Public and private investment decline top concern: Rajan
Reserve Bank of India (RBI) governor Raghuram Rajan has said that Asia’s third-largest economy is being hampered by a drop in public and private investments, but held out hope that strong foreign capital flows will help rectify this weakness.
Reserve Bank of India (RBI) governor Raghuram Rajan has said that Asia’s third-largest economy is being hampered by a drop in public and private investments, but held out hope that strong foreign capital flows will help rectify this weakness.
Weak capital investment has been a hurdle in India’s quest to realise its growth potential and with factories running 30% below capacity, private firms are in no rush to invest in new projects.
“On the growth front, the central concern is with investments,” Rajan said while speaking at a business event in Hong Kong on Friday. “Private investment has fallen back quite a bit and so has public investment.”

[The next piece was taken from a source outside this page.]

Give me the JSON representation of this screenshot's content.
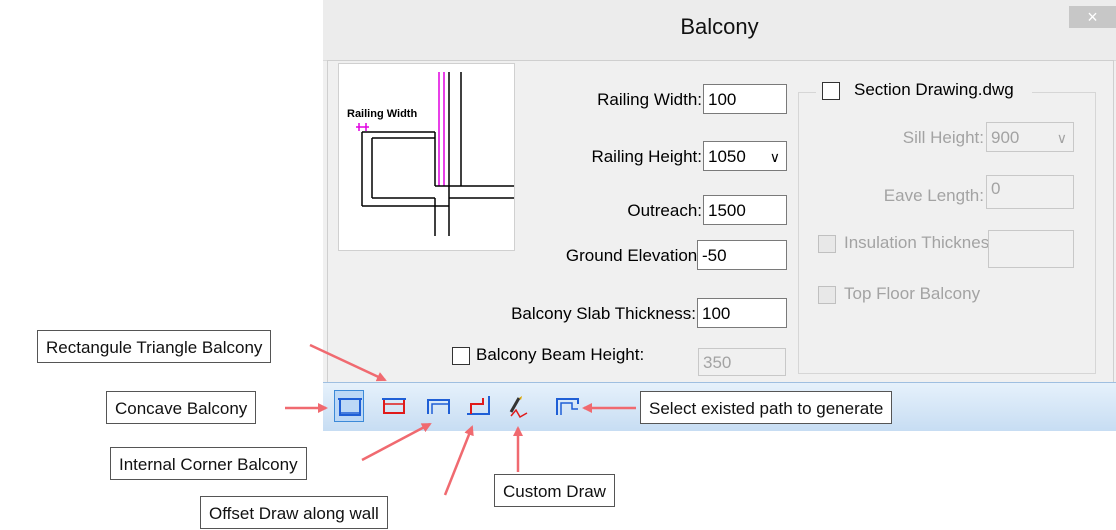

The RBI has cut its growth forecast for the current fiscal year to 7.4% from 7.6% previously, well below the government’s target of 8 to 8.5%, but still faster than China.
Despite the slowdown in growth and investments, Rajan said strong foreign direct investment and some traction in infrastructure development may encourage private investments.

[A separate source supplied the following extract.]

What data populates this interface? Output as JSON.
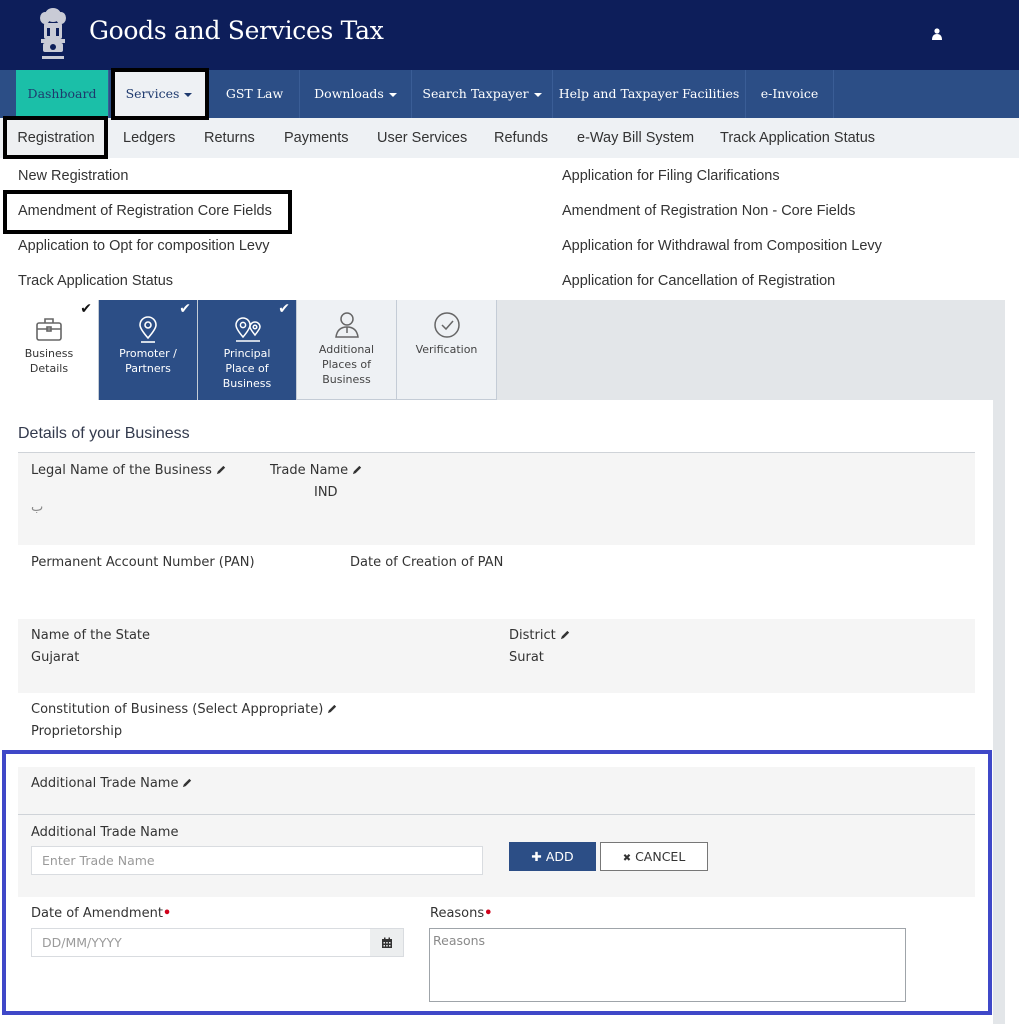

During January to June 2015, foreign direct investment (FDI) flows into India rose to $19.4 billion, up 30% from a year earlier, in a sign of investors’ growing confidence in the country.
Earlier this month, India eased FDI norms in 15 major sectors, including mining, defence, civil aviation and broadcasting.
We are seeing a lot of traction in FDI, in both announcements and actual investments on the ground,” Rajan said. “Once we start seeing a little stronger demand, we will see more projects being pulled out of the drawer.”
The RBI cut the benchmark policy rate by a 50 basis points to 6.75% in September.
He declined to comment on the appropriate level of the rupee, but said policy makers should guard against a debt build-up in the global economy in another swipe at quantitative easing policies pursued by global central banks.
However, he said the global economy isn’t likely to remain in a long period of sub-par growth.
“I would doubt this (low-growth) is a twenty-year phenomenon and I think we should be coming out of it,” Rajan said. “That is why we should be careful of creating an environment that leads to a significant creation of debt.”